Building a Recovery System for AI Pipelines That Refuse to Die Quietly

The worst failure mode in any automated system is not a crash.

A crash is loud. It leaves a stack trace. It tells you what happened.

The worst failure mode is silence.

The process disappears. No error. No output. No indication that anything was ever running. You wake up the next morning expecting a finished audiobook chapter and instead you find an empty directory and a ghost.

That happened to me three times before I decided to fix it properly.

The Problem With Long-Running AI Jobs

My narrator pipeline generates audiobook chapters using a local TTS model. A single chapter can take hours. The model uses most of my GPU's 12GB of VRAM. Workers occasionally crash from memory pressure. The pipeline has resume logic, but only if someone is around to trigger it.

Overnight runs were the worst. I would start a chapter before bed, check on it in the morning, and find nothing. No audio. No log file. No error message. Just a process that had quietly stopped existing at some point during the night.

The pipeline could resume itself. It had the capability. It just needed someone to restart it.

That is not good enough.

The Recovery Pattern

I built a PowerShell script that runs every five minutes as part of Karl's heartbeat check. It does four things:

Check the catalog. Every TTS job writes a catalog entry before it starts. The entry includes the book title, output directory, a full restart command, retry count, and maximum retries. If there is no catalog entry, there is nothing to recover.

Check if the process is alive. If the catalog shows a job in progress but no narrator-tts process is running, the job died. That is the silent failure.

Restart the job. The script takes the stored restart command, adds a resume flag, and relaunches the pipeline. The retry count gets incremented.

Give up gracefully. After three failed retries, or two retries with zero progress, the job gets marked as failed. The system stops trying and flags it for human attention.

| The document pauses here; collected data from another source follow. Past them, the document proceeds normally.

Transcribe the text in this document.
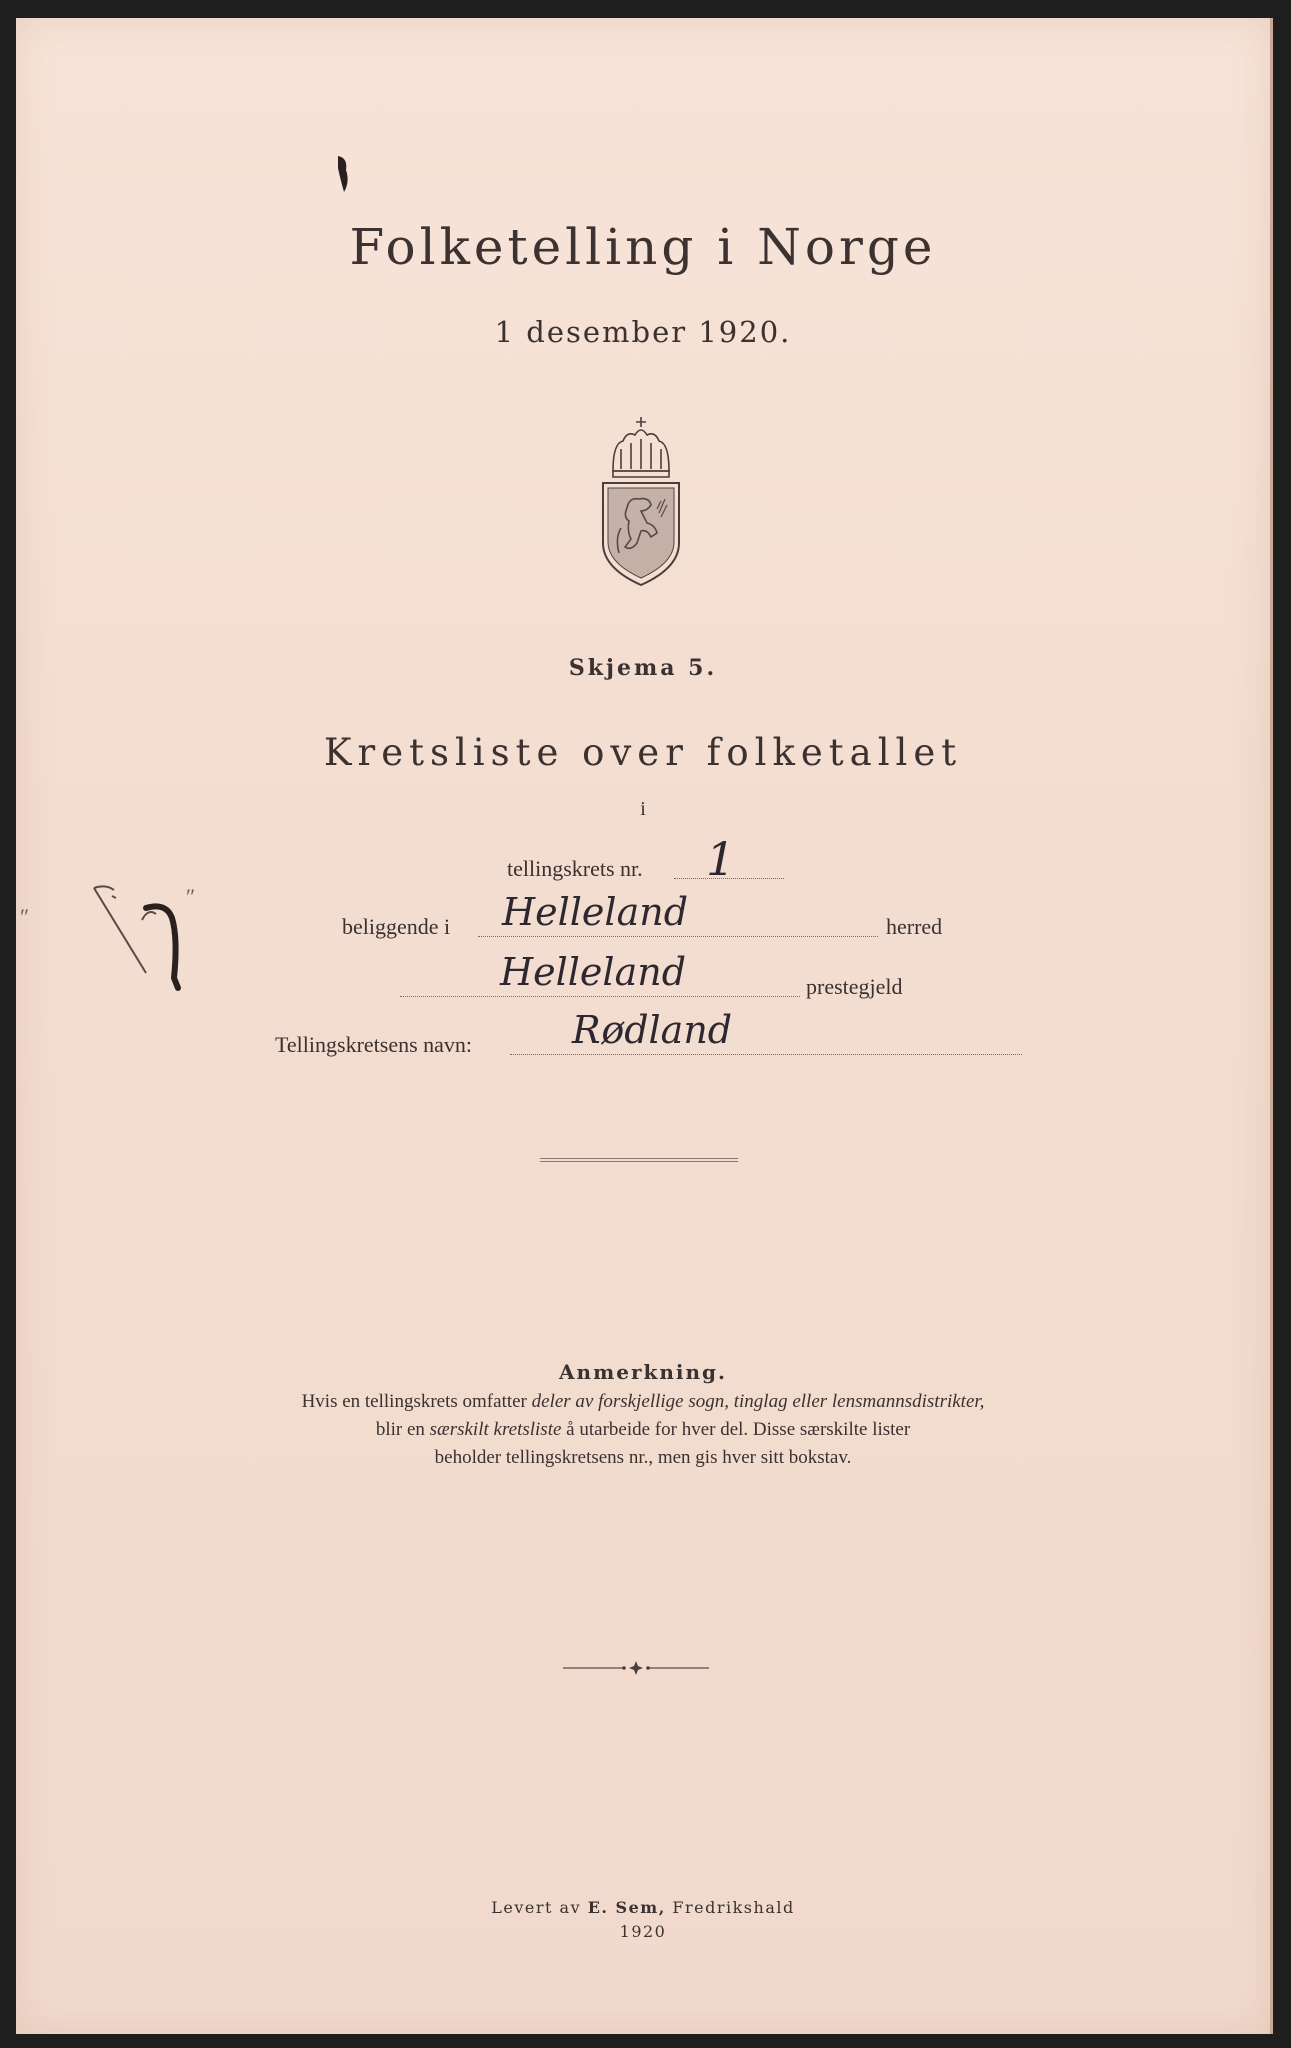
Folketelling i Norge
1 desember 1920.
Skjema 5.
Kretsliste over folketallet
i
tellingskrets nr. 1
beliggende i Helleland	herred
Helleland	prestegjeld
Tellingskretsens navn:	Rødland
″
″
Anmerkning.
Hvis en tellingskrets omfatter deler av forskjellige sogn, tinglag eller lensmannsdistrikter,
blir en særskilt kretsliste å utarbeide for hver del. Disse særskilte lister
beholder tellingskretsens nr., men gis hver sitt bokstav.
Levert av E. Sem, Fredrikshald
1920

I use simple linear retries because failures are almost always process death or OOM — not transient network errors. Exponential backoff with jitter would be appropriate for network-dependent jobs, but for local GPU workloads, the failure mode doesn't benefit from delay.

Why Pre-Flight Writes Matter

The most important lesson was non-negotiable: every job must write its catalog entry before it starts.

Not after the first chapter. Not when the first segment completes. Before the pipeline begins.

If the catalog entry does not exist before the job starts, the recovery system has no way to know a job was supposed to be running. This is exactly how my overnight runs disappeared. No catalog entry meant no recovery.

This is essentially a write-ahead intent log — the same pattern databases use for crash recovery. It is a general principle that applies far beyond TTS. Any long-running AI process should write its intent to a durable store before it begins execution. Not for convenience. For survival.

If the system crashes before writing its intent, nobody knows it was supposed to be there.

The Heartbeat Integration

The recovery script runs inside Karl's heartbeat loop. Every five minutes, Karl checks:

  • Are there any stale jobs in the catalog?
  • Is the process that should be running actually running?
  • Should I restart it?

This is cheap. The script runs in under a second. It checks a JSON file and queries running processes. No GPU usage, no network calls, no overhead.

But it catches failures that would otherwise be invisible.

The Three Categories of Failure

After running this system for a while, I started noticing patterns in how AI pipelines fail.

Loud failures. The process crashes with a stack trace. The OS logs an error. This is the easiest category because you know immediately that something went wrong.

Quiet failures. The process exits cleanly but produced no useful output. Maybe the model loaded but generated silence. Maybe the configuration was wrong. The pipeline thinks it succeeded. The recovery system does not trigger because the process is no longer running, but it was never marked as failed.

Silent failures. The process disappears. No trace. No exit code. This is the category that killed my overnight runs. The only way to catch these is external monitoring — something outside the pipeline checking whether it is still alive.

The recovery system handles all three. Loud failures trigger a restart. Quiet failures get caught when the output does not match expectations. Silent failures get caught by the process liveness check.

What I Would Do Differently

The system works, but there are improvements I can already see.

The catalog entry should include expected output size or segment count, so the recovery system can detect quiet failures where the process ran but produced almost nothing.

The retry logic should be smarter about failure causes. An out-of-memory crash is transient and worth retrying. A configuration error will fail the same way every time. Right now the system retries both identically.

And the recovery script should run health checks before restarting — is there enough VRAM? Is Ollama running? Is there disk space? Restarting a job that will immediately crash again just wastes the retry budget.

But the core pattern is sound. Write your intent. Check your liveness. Restart on failure. Give up gracefully.

It is not glamorous engineering. But it is the difference between a system that works when you are watching and a system that works while you sleep.